Archaeological evidence has shown that the use of coal was commonplace by 3400 BC. Man was quick to discover that it produces more heat and energy per weight and volume than wood, therefore, it became essential for the smelting of iron and metalworking. At first, coal on or near the surface was used but deep mining soon became necessary. It was a widely traded commodity throughout Britain and Europe by the 2nd century AD.
It was coal that would be used to power the new steam engines that changed manufacturing forever and started what would become known as the Industrial revolution. This was because coal was a more energy efficient fuel than wood and it was cheaper to produce and transport. It was soon used in homes and factories to produce steam heat, as well as the steam engines in trains and ships. It truly was the natural resource that helped shape the world we now live in.

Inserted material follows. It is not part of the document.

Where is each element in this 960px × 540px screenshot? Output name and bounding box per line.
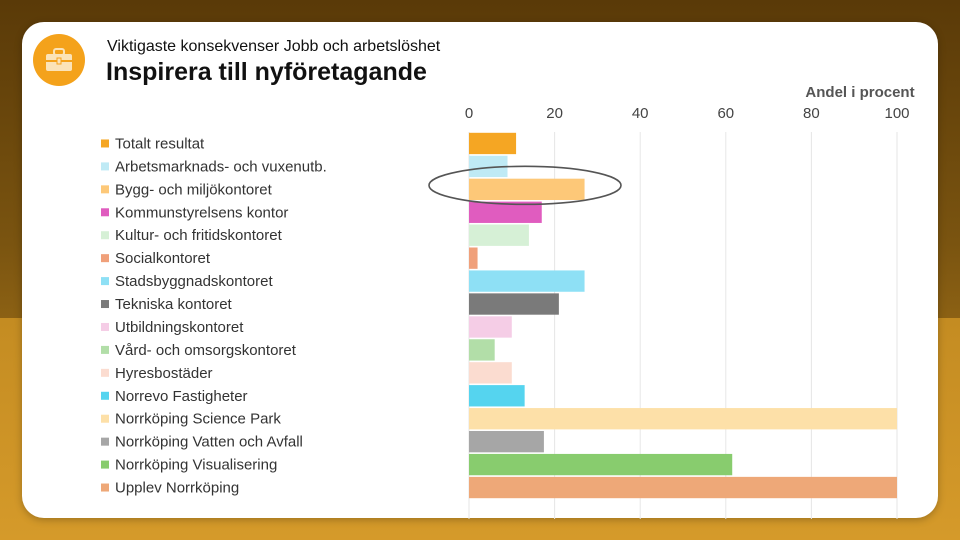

It was electricity that would see to the demise of the steam engine but it was coal that was used to heat the boilers and make steam that turned the turbines which spun the generators in electric production. Alternative power sources such as, electrical, oil and natural gas replaced coal for heating in most home and factories but even today coal is still a cost efficient way to produce electricity. It accounts for ¼ of electricity production and is expected to account for 1/3rd by 2020. As of today, no better material or alternative has been found in forging and smelting of metals. However, there is great pressure on industries today to find a less polluting energy sources than coal and petroleum for they have had a terrible impact on the environment and the atmosphere. Fortunately, cleaner ways to burn coal are being developed, ensuring its used well in the future.